Michael Kelly:
Good question and in the context of the "ideal maintenance meld" target golf and target golf architecture is very important to define and categorize too, in my opinion.
I think RJ, Evan, Doug and Forrest are right to say that target golf architecture is sort of light on ground game architecture and is primarily designed to accomodate aerial strategy and aerial play.
To make complete sense of the concept of the "ideal maintenance meld" it's important to keep stressing that the concept is to first define exactly what kind of style and type architecture one is dealing with and to then create maintenance practices that meld into that architecture most completely and ideally.
The idea is to recognize better the differences in architectural styles and types--sometimes vast differences--and to keep necessary maintenance practices distinct from one another. For too long maintenance practices have been too homogenized into a "one size fits all" mentality which basically ended up some time in the Modern Age as over irrigated and lush and defined only as "good condtion" for all types and styles of architecture. When that prevalent maintenance practice came about in the modern age most of the old pre-WW2 lost about one half of their designed strategies--the ground game options! The "ideal maintenance meld" for that style and type is simply to return that important design intent to complete functionality.
Just as the old pre-WW2 courses were designed for both the aerial and ground game, the newer post WW2 courses came to be designed primarily for the aerial game.

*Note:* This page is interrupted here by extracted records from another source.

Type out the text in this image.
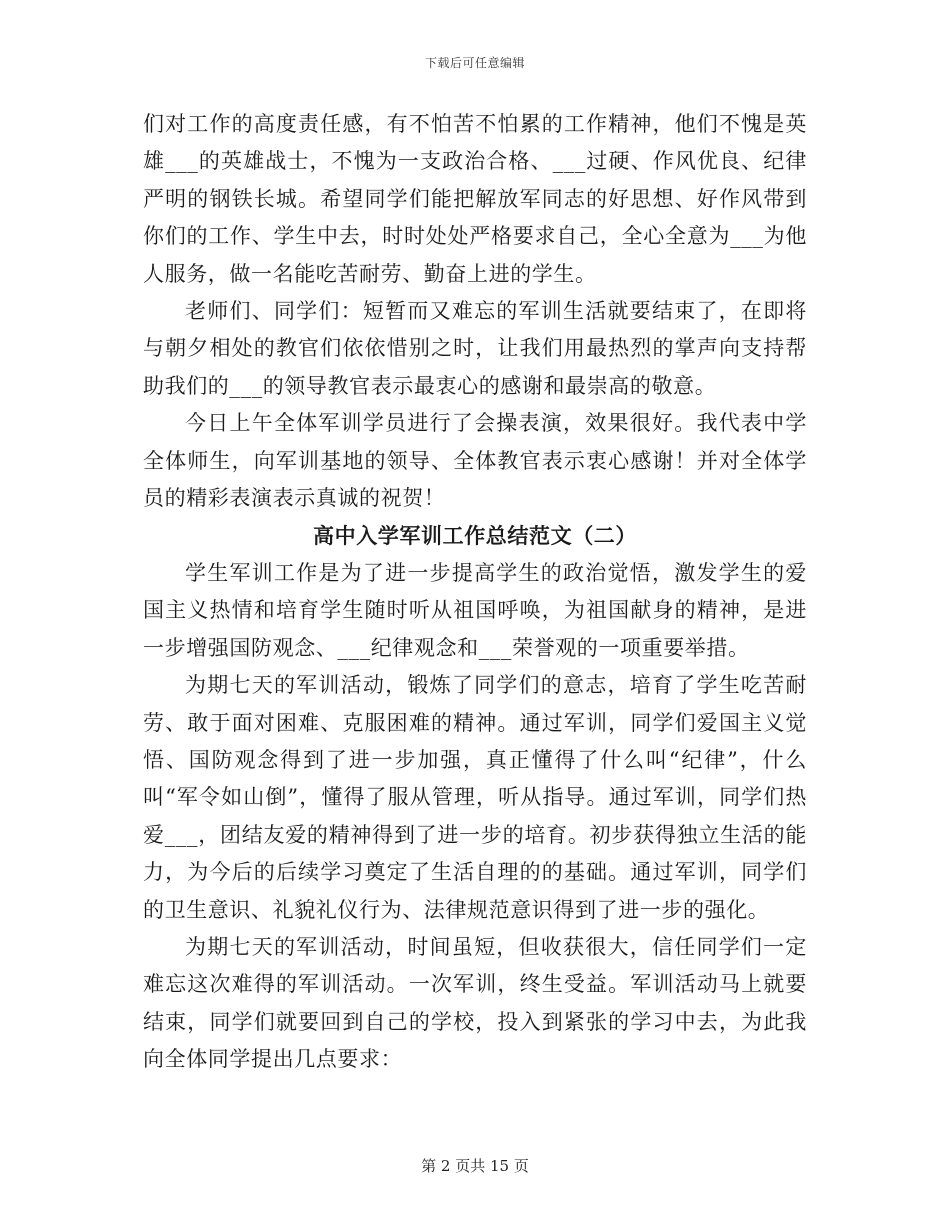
下载后可任意编辑

们对工作的高度责任感，有不怕苦不怕累的工作精神，他们不愧是英雄___的英雄战士，不愧为一支政治合格、___过硬、作风优良、纪律严明的钢铁长城。希望同学们能把解放军同志的好思想、好作风带到你们的工作、学生中去，时时处处严格要求自己，全心全意为___为他人服务，做一名能吃苦耐劳、勤奋上进的学生。

老师们、同学们：短暂而又难忘的军训生活就要结束了，在即将与朝夕相处的教官们依依惜别之时，让我们用最热烈的掌声向支持帮助我们的___的领导教官表示最衷心的感谢和最崇高的敬意。

今日上午全体军训学员进行了会操表演，效果很好。我代表中学全体师生，向军训基地的领导、全体教官表示衷心感谢！并对全体学员的精彩表演表示真诚的祝贺！

高中入学军训工作总结范文（二）

学生军训工作是为了进一步提高学生的政治觉悟，激发学生的爱国主义热情和培育学生随时听从祖国呼唤，为祖国献身的精神，是进一步增强国防观念、___纪律观念和___荣誉观的一项重要举措。

为期七天的军训活动，锻炼了同学们的意志，培育了学生吃苦耐劳、敢于面对困难、克服困难的精神。通过军训，同学们爱国主义觉悟、国防观念得到了进一步加强，真正懂得了什么叫“纪律”，什么叫“军令如山倒”，懂得了服从管理，听从指导。通过军训，同学们热爱___，团结友爱的精神得到了进一步的培育。初步获得独立生活的能力，为今后的后续学习奠定了生活自理的的基础。通过军训，同学们的卫生意识、礼貌礼仪行为、法律规范意识得到了进一步的强化。

为期七天的军训活动，时间虽短，但收获很大，信任同学们一定难忘这次难得的军训活动。一次军训，终生受益。军训活动马上就要结束，同学们就要回到自己的学校，投入到紧张的学习中去，为此我向全体同学提出几点要求：

第 2 页共 15 页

Logically then, those older courses should be maintained drier and faster to enhance their ground game designs while the newer courses should be maintained softer and particularly with less firm and more receptive greens to enhance their primary feature--the aerial game.
The older courses need to be maintained firmer "through the green" and to also have their green surfaces maintained firmer (dent don't pitch mark) simply to put more pressure on accomplished players to play really first class aerial shots or else avail themselves of some kind of compromise ground game shot or option. This latter point is really key, and basically the final and essential ingredient for the older ground game courses, in my opinion.
The point is if the old ground game courses don't do that with their green surfaces (make them firmer and less reliable to aerial shots) good players will rely on their aerial game all day long at the expense of ground game strategies.
Obviously all this gets a bit complicated to manage when the style of a course is somewhat of a combination aerial/ground game course as some of those transition designs of the late 1950s and 1960s were.
But again, for true "target" golf architecture the "ideal maintenace meld" should be softer conditions throughout and particularly on the greens so players can spin the ball to their heart's delight all the time because that's basically what most of those target golf designs offer and about all they offer.
When these distinct "ideal maintenance melds" become better understood and better practiced the time very well may come when golfers and architects come to realize that the newer "target" golf designs really are the style and type that don't offer the array of options, strategies and possiblities that the older courses do and the cycle of design may begin to turn back somewhat to once was!